As for using dollars in Nigeria, naira is the legal medium of exchange in Nigeria as per the Nigerian constitution. The use of foreign currencies for business transactions within Nigeria weakens our national currency – the naira. This is not good for the Nigerian economy. The production base of the Nigerian economy is not strong enough to sustain the use of dollars as a medium of exchange in the country. It does a great harm to the Nigerian economy and it has the impact of reducing the growth rate of Nigeria. It increases the unfavourable balance of payment against Nigeria thus reducing the prosperity of this country. The use of dollars within Nigeria should be banned as soon as the government policy on the use of dollars is laudable.

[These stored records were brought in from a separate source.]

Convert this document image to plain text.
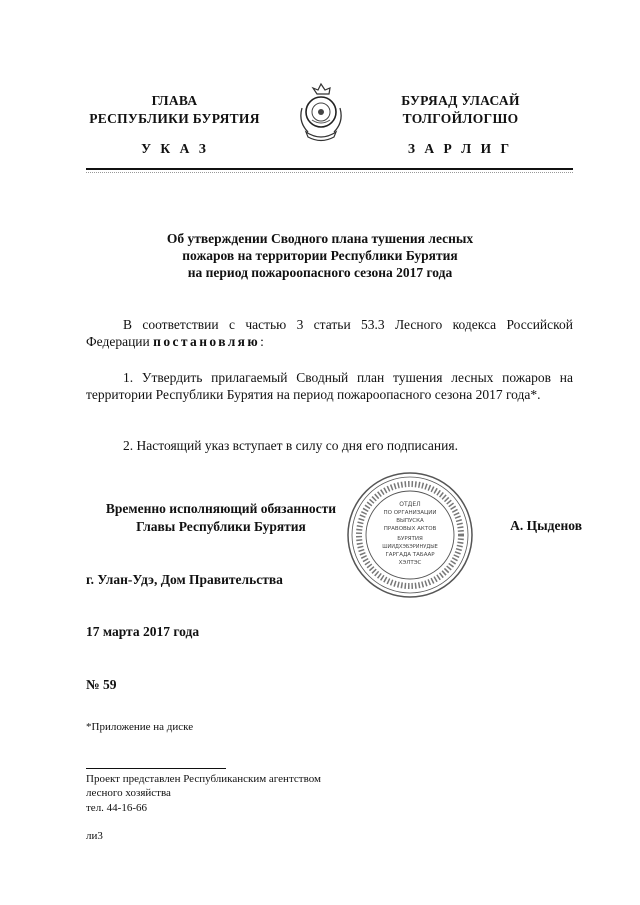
ГЛАВА
РЕСПУБЛИКИ БУРЯТИЯ
БУРЯАД УЛАСАЙ
ТОЛГОЙЛОГШО
У К А З	З А Р Л И Г
Об утверждении Сводного плана тушения лесных
пожаров на территории Республики Бурятия
на период пожароопасного сезона 2017 года
В соответствии с частью 3 статьи 53.3 Лесного кодекса Российской Федерации постановляю:
1. Утвердить прилагаемый Сводный план тушения лесных пожаров на территории Республики Бурятия на период пожароопасного сезона 2017 года*.
2. Настоящий указ вступает в силу со дня его подписания.
Временно исполняющий обязанности
Главы Республики Бурятия
ОТДЕЛ
ПО ОРГАНИЗАЦИИ
ВЫПУСКА
ПРАВОВЫХ АКТОВ
БУРЯТИЯ
ШИИДХЭБЭРИНУДЫЕ
ГАРГАДА ТАБААР
ХЭЛТЭС
А. Цыденов
г. Улан-Удэ, Дом Правительства
17 марта 2017 года
№ 59
*Приложение на диске
Проект представлен Республиканским агентством
лесного хозяйства
тел. 44-16-66
ли3
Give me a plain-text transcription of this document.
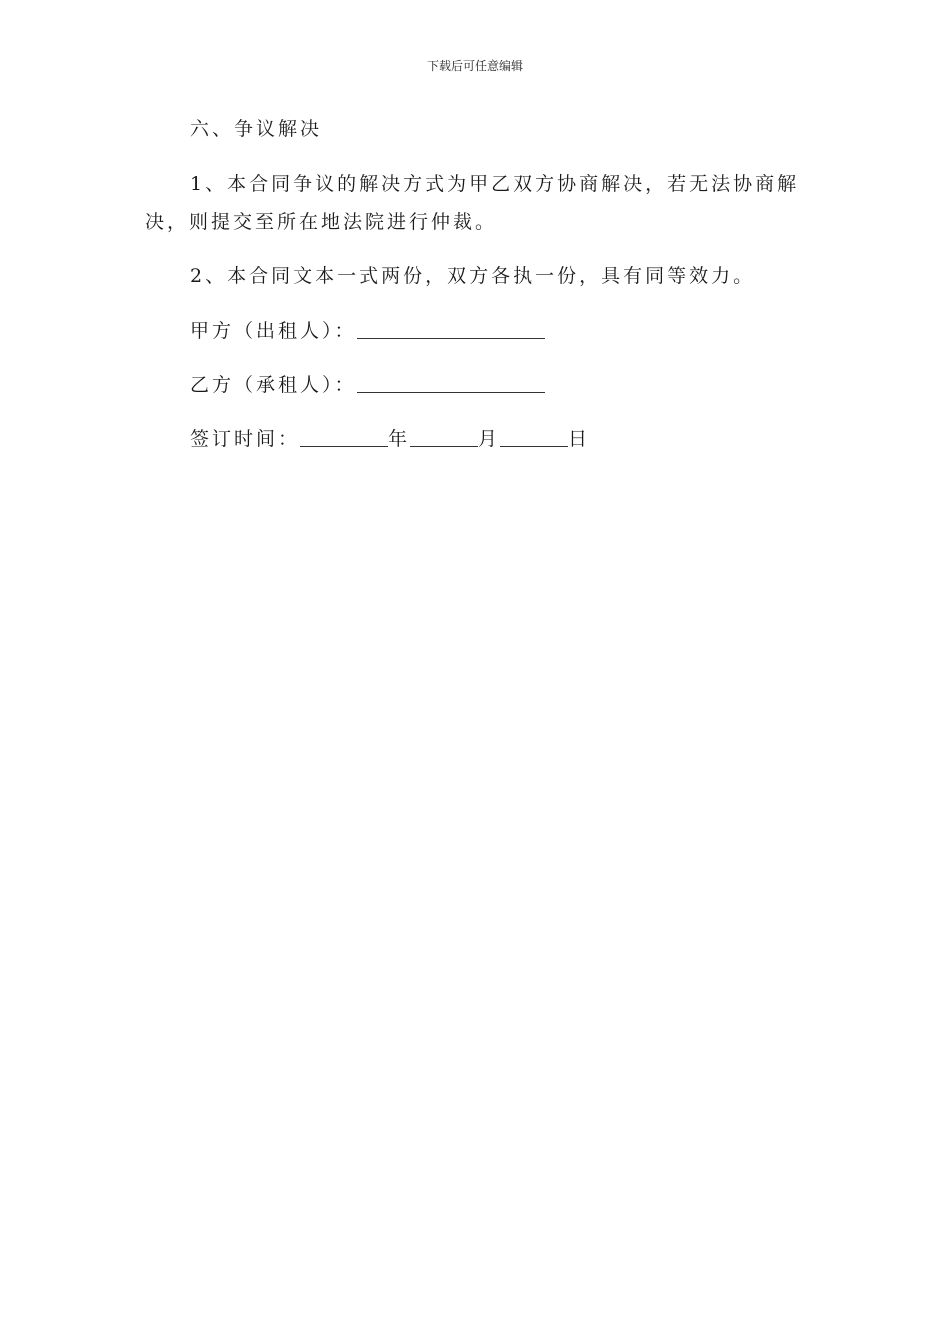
下载后可任意编辑
六、争议解决
1、本合同争议的解决方式为甲乙双方协商解决，若无法协商解
决，则提交至所在地法院进行仲裁。
2、本合同文本一式两份，双方各执一份，具有同等效力。
甲方（出租人）：
乙方（承租人）：
签订时间：	年	月	日
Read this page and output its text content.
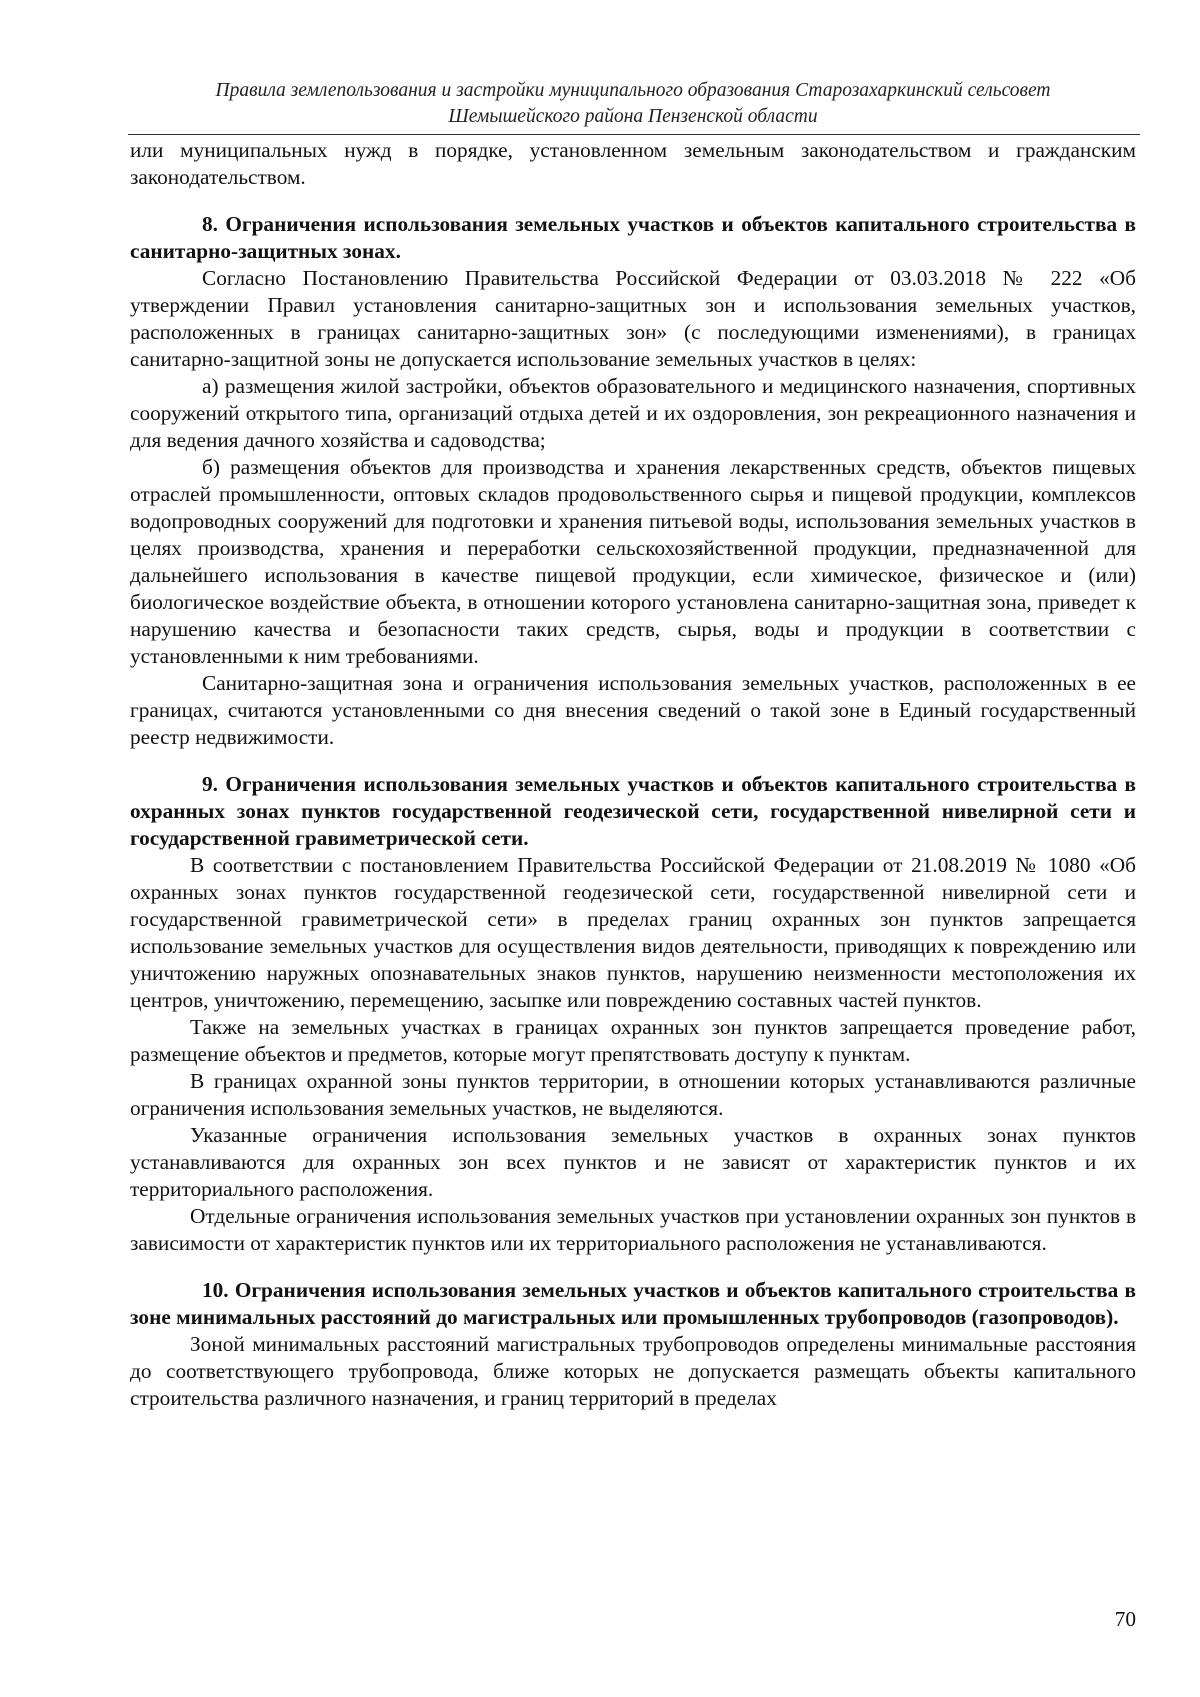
Правила землепользования и застройки муниципального образования Старозахаркинский сельсовет
Шемышейского района Пензенской области

или муниципальных нужд в порядке, установленном земельным законодательством и гражданским законодательством.

8. Ограничения использования земельных участков и объектов капитального строительства в санитарно-защитных зонах.

Согласно Постановлению Правительства Российской Федерации от 03.03.2018 № 222 «Об утверждении Правил установления санитарно-защитных зон и использования земельных участков, расположенных в границах санитарно-защитных зон» (с последующими изменениями), в границах санитарно-защитной зоны не допускается использование земельных участков в целях:

а) размещения жилой застройки, объектов образовательного и медицинского назначения, спортивных сооружений открытого типа, организаций отдыха детей и их оздоровления, зон рекреационного назначения и для ведения дачного хозяйства и садоводства;

б) размещения объектов для производства и хранения лекарственных средств, объектов пищевых отраслей промышленности, оптовых складов продовольственного сырья и пищевой продукции, комплексов водопроводных сооружений для подготовки и хранения питьевой воды, использования земельных участков в целях производства, хранения и переработки сельскохозяйственной продукции, предназначенной для дальнейшего использования в качестве пищевой продукции, если химическое, физическое и (или) биологическое воздействие объекта, в отношении которого установлена санитарно-защитная зона, приведет к нарушению качества и безопасности таких средств, сырья, воды и продукции в соответствии с установленными к ним требованиями.

Санитарно-защитная зона и ограничения использования земельных участков, расположенных в ее границах, считаются установленными со дня внесения сведений о такой зоне в Единый государственный реестр недвижимости.

9. Ограничения использования земельных участков и объектов капитального строительства в охранных зонах пунктов государственной геодезической сети, государственной нивелирной сети и государственной гравиметрической сети.

В соответствии с постановлением Правительства Российской Федерации от 21.08.2019 № 1080 «Об охранных зонах пунктов государственной геодезической сети, государственной нивелирной сети и государственной гравиметрической сети» в пределах границ охранных зон пунктов запрещается использование земельных участков для осуществления видов деятельности, приводящих к повреждению или уничтожению наружных опознавательных знаков пунктов, нарушению неизменности местоположения их центров, уничтожению, перемещению, засыпке или повреждению составных частей пунктов.

Также на земельных участках в границах охранных зон пунктов запрещается проведение работ, размещение объектов и предметов, которые могут препятствовать доступу к пунктам.

В границах охранной зоны пунктов территории, в отношении которых устанавливаются различные ограничения использования земельных участков, не выделяются.

Указанные ограничения использования земельных участков в охранных зонах пунктов устанавливаются для охранных зон всех пунктов и не зависят от характеристик пунктов и их территориального расположения.

Отдельные ограничения использования земельных участков при установлении охранных зон пунктов в зависимости от характеристик пунктов или их территориального расположения не устанавливаются.

10. Ограничения использования земельных участков и объектов капитального строительства в зоне минимальных расстояний до магистральных или промышленных трубопроводов (газопроводов).

Зоной минимальных расстояний магистральных трубопроводов определены минимальные расстояния до соответствующего трубопровода, ближе которых не допускается размещать объекты капитального строительства различного назначения, и границ территорий в пределах

70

If we want this country to develop and take its rightful position as the 7th most populated country in the world; we must do what other big advanced countries of the world did to achieve their economic breakthrough. When Britain wanted to develop rapidly, she used trade and navigation acts and currency restrictions to launch an industrial revolution. When Japan wanted to accomplish economic revolution, she nearly closed her economy 100 per cent, using all sorts of restrictions. China used a lot of restrictions including tariff, language, communist form of government and many other policies to close her economy until recently when she had developed products she could sell in the world market.
Nigeria produces only crude oil for the world market; otherwise, Nigeria produces nothing for the world market. Any serious government that will launch Nigeria on the path of breakthrough to agricultural/industrial revolution must impose restrictions. But the restrictions must not be in vain. Such government must not only map out vision and target for Nigerians to see, it must be based on the use of systemic models to organise all major sectors of the economy. If a government can embark on such visionary journey and explains it plainly to Nigerians, I am sure that the citizenry will be ready to make the needed sacrifice for Nigeria to be great and leave the comity of inferior citizenship of the world.
• Dr. Olowoporoku, a former member of the Senate, was also Minister of Science and Technology in the Second Republic.